When the string reaches 8 letters you have 99 misses.

Using the code in post #9, I get these using 12345 as a string:
1.2345
12.345
123.45
1234.5
1.2.345
12.3.45
123.4.5
1.2.3.45
12.3.4.5
1.2.3.4.5

That's not the same as what you posted, but I guess you were listing only potential exceptions. It that true? I assumed that the periods were supposed to be separated by at most one character and never adjacent to each other. Was that an incorrect assumption?

[MarkT]

My take on it was the periods could be anywhere or everywhere in the string.

[Code Doc]

My take on it was the periods could be anywhere or everywhere in the string.

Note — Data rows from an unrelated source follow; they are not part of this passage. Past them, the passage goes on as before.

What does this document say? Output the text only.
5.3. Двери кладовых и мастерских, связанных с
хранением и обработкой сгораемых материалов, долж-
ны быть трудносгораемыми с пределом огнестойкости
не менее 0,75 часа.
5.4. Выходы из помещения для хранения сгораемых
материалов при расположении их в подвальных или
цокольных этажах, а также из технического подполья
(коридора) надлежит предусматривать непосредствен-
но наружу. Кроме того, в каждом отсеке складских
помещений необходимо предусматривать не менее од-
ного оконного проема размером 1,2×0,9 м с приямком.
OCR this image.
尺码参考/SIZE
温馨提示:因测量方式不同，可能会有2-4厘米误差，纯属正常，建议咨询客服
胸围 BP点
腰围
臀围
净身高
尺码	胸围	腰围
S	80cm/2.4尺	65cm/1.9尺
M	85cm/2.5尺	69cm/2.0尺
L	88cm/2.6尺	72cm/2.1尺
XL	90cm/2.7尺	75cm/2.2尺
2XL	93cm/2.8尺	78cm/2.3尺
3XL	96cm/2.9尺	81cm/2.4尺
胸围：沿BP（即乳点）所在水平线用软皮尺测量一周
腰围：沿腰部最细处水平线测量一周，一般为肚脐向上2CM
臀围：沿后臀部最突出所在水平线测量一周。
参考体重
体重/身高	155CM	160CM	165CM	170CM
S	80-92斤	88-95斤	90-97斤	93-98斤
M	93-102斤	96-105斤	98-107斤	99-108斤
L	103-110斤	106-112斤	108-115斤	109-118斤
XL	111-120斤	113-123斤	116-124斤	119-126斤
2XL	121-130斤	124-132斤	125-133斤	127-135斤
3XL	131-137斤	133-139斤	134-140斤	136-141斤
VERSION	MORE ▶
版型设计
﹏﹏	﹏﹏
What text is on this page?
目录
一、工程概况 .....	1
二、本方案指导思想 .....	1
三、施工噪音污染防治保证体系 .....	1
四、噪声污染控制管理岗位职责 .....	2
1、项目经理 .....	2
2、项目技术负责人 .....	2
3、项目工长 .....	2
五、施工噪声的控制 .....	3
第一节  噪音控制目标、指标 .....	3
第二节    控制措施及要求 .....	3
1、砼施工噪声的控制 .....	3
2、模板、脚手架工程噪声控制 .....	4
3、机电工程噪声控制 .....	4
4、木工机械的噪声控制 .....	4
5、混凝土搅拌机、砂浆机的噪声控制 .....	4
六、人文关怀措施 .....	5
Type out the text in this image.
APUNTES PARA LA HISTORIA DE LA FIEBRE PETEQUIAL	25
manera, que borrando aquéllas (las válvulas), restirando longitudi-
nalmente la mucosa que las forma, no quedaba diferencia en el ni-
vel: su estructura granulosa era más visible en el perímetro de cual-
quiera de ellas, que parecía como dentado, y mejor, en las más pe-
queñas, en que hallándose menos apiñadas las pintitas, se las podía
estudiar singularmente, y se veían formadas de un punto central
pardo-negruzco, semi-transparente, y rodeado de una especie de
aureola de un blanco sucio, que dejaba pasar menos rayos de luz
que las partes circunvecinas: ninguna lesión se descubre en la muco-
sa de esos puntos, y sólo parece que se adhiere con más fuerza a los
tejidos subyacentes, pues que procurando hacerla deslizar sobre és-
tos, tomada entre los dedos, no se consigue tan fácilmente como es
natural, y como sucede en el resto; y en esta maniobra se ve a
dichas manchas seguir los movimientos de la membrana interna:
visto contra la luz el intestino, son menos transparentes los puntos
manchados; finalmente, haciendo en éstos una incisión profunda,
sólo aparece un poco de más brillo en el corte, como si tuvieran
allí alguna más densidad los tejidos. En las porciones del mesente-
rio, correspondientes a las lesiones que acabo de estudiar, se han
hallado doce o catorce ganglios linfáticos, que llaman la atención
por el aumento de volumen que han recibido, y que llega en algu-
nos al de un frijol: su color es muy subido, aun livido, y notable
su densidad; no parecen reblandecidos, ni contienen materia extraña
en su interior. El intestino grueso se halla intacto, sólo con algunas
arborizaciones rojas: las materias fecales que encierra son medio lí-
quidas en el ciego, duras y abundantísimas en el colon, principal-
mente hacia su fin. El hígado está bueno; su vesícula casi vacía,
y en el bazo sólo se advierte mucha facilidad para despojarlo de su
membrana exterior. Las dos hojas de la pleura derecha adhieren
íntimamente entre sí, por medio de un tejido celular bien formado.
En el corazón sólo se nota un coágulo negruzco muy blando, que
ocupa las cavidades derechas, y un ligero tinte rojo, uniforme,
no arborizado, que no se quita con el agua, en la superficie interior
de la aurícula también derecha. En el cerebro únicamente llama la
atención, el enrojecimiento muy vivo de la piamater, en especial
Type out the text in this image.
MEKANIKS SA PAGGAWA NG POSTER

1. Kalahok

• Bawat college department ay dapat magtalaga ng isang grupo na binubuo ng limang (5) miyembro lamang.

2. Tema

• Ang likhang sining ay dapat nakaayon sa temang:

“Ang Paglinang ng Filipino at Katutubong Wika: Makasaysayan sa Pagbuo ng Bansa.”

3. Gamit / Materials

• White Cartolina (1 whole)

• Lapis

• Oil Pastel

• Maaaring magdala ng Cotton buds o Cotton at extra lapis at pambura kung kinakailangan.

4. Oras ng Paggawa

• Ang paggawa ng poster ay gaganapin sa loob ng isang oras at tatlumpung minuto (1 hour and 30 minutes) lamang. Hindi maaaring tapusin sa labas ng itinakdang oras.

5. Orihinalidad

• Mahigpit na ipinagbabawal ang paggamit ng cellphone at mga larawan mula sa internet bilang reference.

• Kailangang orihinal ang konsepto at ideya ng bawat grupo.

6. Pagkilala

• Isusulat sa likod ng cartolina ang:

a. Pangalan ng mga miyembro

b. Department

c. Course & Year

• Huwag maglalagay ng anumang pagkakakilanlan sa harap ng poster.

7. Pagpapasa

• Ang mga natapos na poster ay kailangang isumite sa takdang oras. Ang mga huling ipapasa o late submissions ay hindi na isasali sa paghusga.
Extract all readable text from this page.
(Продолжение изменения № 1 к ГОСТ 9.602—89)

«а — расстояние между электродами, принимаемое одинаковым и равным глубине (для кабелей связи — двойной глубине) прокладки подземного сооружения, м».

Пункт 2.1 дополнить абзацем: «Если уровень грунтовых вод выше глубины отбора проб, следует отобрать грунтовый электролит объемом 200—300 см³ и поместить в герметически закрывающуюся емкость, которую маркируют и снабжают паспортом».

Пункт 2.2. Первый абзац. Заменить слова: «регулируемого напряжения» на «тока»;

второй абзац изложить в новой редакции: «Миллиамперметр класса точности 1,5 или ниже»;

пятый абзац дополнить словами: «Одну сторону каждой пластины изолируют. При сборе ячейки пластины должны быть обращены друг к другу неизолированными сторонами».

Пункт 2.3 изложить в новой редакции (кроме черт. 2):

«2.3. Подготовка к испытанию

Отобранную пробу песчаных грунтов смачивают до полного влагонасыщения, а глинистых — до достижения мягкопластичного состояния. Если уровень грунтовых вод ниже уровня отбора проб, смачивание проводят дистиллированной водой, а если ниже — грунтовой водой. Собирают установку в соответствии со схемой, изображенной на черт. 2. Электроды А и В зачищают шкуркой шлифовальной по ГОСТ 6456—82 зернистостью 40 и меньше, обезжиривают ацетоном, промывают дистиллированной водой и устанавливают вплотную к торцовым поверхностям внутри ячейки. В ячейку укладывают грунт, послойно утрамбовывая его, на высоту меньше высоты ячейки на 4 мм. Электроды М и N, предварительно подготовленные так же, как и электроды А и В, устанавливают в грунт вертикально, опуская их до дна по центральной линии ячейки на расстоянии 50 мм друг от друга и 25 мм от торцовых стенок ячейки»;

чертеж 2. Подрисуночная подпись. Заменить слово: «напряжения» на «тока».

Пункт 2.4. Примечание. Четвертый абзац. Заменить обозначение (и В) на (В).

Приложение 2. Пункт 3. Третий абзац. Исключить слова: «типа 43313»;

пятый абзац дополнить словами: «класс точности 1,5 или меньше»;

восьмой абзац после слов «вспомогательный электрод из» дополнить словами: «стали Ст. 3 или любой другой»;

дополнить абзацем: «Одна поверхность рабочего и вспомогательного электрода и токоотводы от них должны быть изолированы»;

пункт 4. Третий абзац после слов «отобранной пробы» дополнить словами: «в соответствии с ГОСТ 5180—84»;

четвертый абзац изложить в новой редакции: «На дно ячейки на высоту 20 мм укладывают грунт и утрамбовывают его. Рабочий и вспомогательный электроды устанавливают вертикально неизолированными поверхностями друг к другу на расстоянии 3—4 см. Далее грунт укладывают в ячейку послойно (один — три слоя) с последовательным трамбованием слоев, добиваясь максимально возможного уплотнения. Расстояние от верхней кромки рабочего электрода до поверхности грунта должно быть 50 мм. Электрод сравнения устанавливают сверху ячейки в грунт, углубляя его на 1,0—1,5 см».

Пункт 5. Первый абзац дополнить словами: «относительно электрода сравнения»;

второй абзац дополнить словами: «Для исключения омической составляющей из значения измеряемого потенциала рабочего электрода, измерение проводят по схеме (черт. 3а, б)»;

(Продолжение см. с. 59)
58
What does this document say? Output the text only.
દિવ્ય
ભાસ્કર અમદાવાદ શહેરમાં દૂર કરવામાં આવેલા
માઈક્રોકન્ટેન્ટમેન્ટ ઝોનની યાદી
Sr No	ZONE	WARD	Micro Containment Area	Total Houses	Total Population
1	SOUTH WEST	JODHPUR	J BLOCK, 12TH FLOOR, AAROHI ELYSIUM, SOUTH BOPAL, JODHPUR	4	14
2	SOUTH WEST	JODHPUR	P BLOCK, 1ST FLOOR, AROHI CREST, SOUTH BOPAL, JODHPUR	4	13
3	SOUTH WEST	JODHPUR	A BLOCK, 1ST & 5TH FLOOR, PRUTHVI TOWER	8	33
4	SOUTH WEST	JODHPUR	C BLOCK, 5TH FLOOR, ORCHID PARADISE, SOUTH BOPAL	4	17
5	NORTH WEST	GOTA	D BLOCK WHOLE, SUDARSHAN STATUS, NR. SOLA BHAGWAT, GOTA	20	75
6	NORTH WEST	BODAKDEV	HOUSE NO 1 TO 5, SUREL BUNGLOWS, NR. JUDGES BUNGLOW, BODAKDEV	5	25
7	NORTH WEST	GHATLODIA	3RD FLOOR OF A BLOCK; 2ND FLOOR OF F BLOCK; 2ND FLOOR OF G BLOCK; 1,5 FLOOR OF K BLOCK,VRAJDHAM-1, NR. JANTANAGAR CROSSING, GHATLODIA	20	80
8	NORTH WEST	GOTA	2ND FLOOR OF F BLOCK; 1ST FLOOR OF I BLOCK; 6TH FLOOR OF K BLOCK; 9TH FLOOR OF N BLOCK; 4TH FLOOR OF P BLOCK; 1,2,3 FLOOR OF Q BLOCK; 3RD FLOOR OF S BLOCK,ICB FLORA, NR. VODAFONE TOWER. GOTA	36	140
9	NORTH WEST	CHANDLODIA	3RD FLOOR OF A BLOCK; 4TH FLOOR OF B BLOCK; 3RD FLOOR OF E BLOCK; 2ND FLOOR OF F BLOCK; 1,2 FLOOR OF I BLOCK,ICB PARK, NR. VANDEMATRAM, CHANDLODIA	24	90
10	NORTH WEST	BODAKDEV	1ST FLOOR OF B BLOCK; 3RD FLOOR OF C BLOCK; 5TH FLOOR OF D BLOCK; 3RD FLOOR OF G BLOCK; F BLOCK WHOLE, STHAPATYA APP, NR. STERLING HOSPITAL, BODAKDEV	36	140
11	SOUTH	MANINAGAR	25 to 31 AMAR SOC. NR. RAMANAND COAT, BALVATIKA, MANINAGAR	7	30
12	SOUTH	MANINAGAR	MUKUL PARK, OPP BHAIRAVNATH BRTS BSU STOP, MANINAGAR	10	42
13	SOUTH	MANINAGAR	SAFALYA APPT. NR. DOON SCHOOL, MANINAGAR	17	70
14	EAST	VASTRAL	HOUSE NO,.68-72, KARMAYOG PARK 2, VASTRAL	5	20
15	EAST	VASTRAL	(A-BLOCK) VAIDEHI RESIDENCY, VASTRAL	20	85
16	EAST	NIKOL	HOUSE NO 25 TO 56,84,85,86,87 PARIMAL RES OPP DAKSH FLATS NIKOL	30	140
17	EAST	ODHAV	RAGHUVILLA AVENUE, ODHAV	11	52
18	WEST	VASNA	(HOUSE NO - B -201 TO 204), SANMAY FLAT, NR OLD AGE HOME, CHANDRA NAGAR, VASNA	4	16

... provided they were separated by a character? No two or more periods could be adjacent--correct?
Now that I look back, OP indicated in his list that at least these were required: v.bf.orums and v.bfor.ums

So I guess any two periods could be separated by as many as n - 2 characters, but they must be separated by at least one. My code in post #9 restricts the period separation to no more than 1 character. That could be modified. Regardless, I think we need a clarification from OP before devoting anymore time to this.

[robi_thakur]

Mark, I think I got it right this time, I love a challenge. This was a dandy:

Code:

Dim XX As Integer, ListPoint As Integer, OffSet As Integer
MyStr = "vbforums"
'Build an Initial List
For I = 1 To Len(MyStr) - 1
    List1.AddItem Left$(MyStr, I) & "." & Mid$(MyStr, I + 1)
Next
' Add non-adjacent periods to each string in the list iteratively
Do While ListPoint < List1.ListCount - 1
    J = J + 1
    OffSet = J
    For I = ListPoint To List1.ListCount - 2
        XX = InStr(J + OffSet, List1.List(I), ".")
        If XX Then
            List1.AddItem Left$(List1.List(I), XX + 1) & "." & Mid$(List1.List(I), XX + 2)
            OffSet = OffSet + 1
        End If
    Next
    ListPoint = I + 1
Loop

I've tested this with strings of different lengths and it appears to work.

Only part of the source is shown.